Campanha do Dia do Rio Utinga inaugura nova fase na gestão dos recursos hídricos da Chapada Diamantina

Lançamento da campanha "Dia do Rio Utinga" reúne autoridades e comunidade para discutir a gestão sustentável da água na Bacia do Rio Utinga.
Lançamento da campanha "Dia do Rio Utinga" reúne autoridades e comunidade para discutir a gestão sustentável da água na Bacia do Rio Utinga.

Na noite desta quarta-feira (11/09/2024), foi lançada na sede da Associação dos Agricultores da Bacia do Rio Utinga (AABU), no município de Wagner, a campanha “Dia do Rio Utinga”. A iniciativa tem como principal objetivo sensibilizar os habitantes da região sobre a escassez de água e a importância da preservação dos recursos hídricos da Bacia do Rio Utinga, que se estende por diversos municípios da Chapada Diamantina. O evento, organizado pelo Instituto do Meio Ambiente e Recursos Hídricos (Inema), contou com a participação de autoridades, agricultores, lideranças locais e representantes de órgãos ambientais.

Gestão sustentável da água e os desafios da Bacia do Rio Utinga

Durante a abertura do evento, Antônio Martins de Oliveira Rocha, diretor de Recursos Hídricos e Monitoramento Ambiental (DIRAM) do Inema, apresentou um diagnóstico detalhado sobre a situação atual do Rio Utinga, destacando os desafios enfrentados pela bacia em função das mudanças climáticas e do crescente uso dos recursos hídricos. A programação incluiu uma palestra socioeducativa que abordou a importância da gestão sustentável da água, com ênfase na necessidade de práticas que assegurem o abastecimento para consumo humano e as atividades econômicas da região, como agricultura familiar, pecuária e piscicultura.

Antônio Martins enfatizou a importância do envolvimento de todas as partes interessadas, especialmente os irrigantes e o Comitê da Bacia Hidrográfica do Paraguaçu (CBH Paraguaçu), na implementação de medidas de proteção ao abastecimento de água na região.

“O Dia do Rio é uma manifestação clara do Estado para discutirmos e resolvermos as questões de escassez hídrica na Bacia do Rio Utinga. Esse diálogo nos permite um entendimento melhor, principalmente para buscar soluções adequadas”, avaliou Martins.

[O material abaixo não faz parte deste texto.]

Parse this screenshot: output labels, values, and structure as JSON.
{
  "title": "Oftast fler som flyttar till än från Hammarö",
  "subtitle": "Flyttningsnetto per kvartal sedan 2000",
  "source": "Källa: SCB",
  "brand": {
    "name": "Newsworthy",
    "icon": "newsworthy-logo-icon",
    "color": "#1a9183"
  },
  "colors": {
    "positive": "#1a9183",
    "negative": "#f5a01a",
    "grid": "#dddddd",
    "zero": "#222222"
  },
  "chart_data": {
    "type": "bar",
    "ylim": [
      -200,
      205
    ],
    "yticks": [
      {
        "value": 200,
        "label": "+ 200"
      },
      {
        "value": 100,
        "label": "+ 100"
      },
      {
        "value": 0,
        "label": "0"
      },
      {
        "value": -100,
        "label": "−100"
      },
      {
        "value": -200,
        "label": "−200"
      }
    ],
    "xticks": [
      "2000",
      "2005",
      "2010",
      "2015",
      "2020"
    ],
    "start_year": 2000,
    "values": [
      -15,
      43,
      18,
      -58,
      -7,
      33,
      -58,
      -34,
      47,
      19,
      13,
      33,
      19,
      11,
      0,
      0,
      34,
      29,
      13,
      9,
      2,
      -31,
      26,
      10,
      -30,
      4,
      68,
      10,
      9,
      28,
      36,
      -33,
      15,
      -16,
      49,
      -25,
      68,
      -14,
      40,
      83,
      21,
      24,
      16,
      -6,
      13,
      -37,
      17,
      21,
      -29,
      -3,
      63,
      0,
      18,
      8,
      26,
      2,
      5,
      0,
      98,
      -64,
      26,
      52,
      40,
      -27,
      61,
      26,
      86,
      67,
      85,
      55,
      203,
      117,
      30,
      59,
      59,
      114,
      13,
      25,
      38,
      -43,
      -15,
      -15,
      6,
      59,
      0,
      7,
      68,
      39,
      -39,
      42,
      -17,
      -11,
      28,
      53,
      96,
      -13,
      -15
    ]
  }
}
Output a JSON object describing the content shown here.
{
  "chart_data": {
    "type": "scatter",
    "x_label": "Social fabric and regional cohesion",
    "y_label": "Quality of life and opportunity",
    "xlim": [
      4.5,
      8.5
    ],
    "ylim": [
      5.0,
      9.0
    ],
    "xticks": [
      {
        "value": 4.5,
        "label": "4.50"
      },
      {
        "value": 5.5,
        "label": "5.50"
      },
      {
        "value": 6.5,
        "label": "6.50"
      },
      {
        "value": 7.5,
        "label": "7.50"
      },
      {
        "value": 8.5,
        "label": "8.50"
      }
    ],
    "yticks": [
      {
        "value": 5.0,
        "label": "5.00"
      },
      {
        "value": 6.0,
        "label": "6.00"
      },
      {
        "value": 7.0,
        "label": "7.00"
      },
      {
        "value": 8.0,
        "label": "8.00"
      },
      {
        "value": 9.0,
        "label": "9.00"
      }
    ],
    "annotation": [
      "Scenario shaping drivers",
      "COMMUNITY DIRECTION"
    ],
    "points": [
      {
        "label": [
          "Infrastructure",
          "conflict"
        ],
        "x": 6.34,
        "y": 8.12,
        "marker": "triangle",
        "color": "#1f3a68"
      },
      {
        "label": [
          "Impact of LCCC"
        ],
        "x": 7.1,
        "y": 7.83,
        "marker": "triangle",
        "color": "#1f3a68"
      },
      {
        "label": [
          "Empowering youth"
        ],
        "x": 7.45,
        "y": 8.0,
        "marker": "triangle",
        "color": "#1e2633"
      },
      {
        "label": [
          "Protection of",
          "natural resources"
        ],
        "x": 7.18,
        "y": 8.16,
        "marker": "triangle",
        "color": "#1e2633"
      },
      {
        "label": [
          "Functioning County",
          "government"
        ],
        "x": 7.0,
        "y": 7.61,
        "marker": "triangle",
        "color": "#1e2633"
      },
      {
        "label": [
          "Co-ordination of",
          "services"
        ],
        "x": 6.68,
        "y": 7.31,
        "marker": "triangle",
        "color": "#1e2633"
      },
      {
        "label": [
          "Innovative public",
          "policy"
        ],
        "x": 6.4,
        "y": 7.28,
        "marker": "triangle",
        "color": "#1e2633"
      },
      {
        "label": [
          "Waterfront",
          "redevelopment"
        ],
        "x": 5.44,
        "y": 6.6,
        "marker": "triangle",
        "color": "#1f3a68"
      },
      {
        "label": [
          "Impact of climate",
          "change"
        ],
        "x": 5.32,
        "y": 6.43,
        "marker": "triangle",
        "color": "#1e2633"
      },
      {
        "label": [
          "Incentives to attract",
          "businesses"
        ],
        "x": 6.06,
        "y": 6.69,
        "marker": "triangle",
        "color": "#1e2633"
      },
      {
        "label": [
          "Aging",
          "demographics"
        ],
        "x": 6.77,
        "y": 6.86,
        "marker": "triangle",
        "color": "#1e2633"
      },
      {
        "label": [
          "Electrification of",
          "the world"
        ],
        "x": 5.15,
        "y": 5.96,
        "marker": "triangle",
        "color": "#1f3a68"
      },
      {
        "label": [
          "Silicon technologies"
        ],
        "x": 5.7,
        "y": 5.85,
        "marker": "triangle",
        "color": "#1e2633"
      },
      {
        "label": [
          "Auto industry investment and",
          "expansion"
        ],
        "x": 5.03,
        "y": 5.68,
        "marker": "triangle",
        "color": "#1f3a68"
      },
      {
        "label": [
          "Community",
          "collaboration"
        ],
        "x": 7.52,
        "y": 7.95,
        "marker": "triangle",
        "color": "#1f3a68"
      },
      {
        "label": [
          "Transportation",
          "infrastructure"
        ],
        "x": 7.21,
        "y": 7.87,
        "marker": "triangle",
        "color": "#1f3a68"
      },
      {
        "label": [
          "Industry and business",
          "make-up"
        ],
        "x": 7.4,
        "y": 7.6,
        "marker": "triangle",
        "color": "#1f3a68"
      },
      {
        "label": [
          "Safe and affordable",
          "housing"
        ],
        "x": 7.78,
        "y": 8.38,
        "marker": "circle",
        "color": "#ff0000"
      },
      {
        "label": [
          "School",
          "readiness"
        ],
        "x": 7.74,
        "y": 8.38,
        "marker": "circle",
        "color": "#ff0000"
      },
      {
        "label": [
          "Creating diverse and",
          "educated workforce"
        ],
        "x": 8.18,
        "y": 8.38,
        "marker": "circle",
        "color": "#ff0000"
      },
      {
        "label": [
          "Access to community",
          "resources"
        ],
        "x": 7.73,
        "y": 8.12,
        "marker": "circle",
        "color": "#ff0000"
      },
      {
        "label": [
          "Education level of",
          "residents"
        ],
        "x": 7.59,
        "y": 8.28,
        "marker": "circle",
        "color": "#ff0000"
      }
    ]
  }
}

Ele destacou que entre as medidas previstas está a implementação de um dia semanal sem captação de água do rio, nas quartas-feiras, como forma de melhorar a disponibilidade hídrica na bacia.

Ações estratégicas e a perspectiva dos agricultores

Além da sensibilização, a campanha “Dia do Rio Utinga” inclui a realização de visitas técnicas a empreendimentos nos municípios de Wagner e Utinga, que utilizam a captação de recursos hídricos do Rio Utinga. Os técnicos da Sema e do Inema aproveitaram a oportunidade para avaliar as práticas de uso da água nesses locais, visando identificar possíveis melhorias na gestão dos recursos, garantir a conformidade com as normativas ambientais e promover o uso sustentável da água, de modo a assegurar a continuidade das atividades econômicas sem comprometer o abastecimento local.

Luiz Carlos Araújo, coordenador executivo de Ações Estratégicas (COAES) da Secretaria do Meio Ambiente (Sema), e Ana Carolina Delfino, representando Simone Sodré, coordenadora da Unidade Regional Chapada Diamantina do Inema, também participaram do lançamento da campanha e reforçaram o compromisso das instituições com a implementação das ações propostas. Guilherme Sarmento, engenheiro agrônomo e presidente da AABU e do CBH Paraguaçu, acompanhou toda a atividade e comentou sobre a relevância da campanha.

“Avalio o encontro com o pessoal do Inema e da Sema como positivo. No entanto, só saberemos os resultados daqui para frente. Espero que este seja apenas o começo e que as ações avancem, pois precisamos de medidas concretas. Percebo nas falas do pessoal do Inema que essas ações acontecerão, então só tenho a agradecer a presença de todos e esperar que tudo se concretize”, declarou Sarmento.

O Rio Utinga, com cerca de 70 km de extensão, atravessa os municípios de Utinga, Wagner, Lajedinho, Lençóis e Andaraí, e tem sua nascente localizada na comunidade Cabeceira do Rio, habitada pelos indígenas da etnia Payayá. A preservação do rio é essencial para a sustentabilidade das atividades econômicas locais e para garantir o abastecimento de água para as comunidades que dependem dele.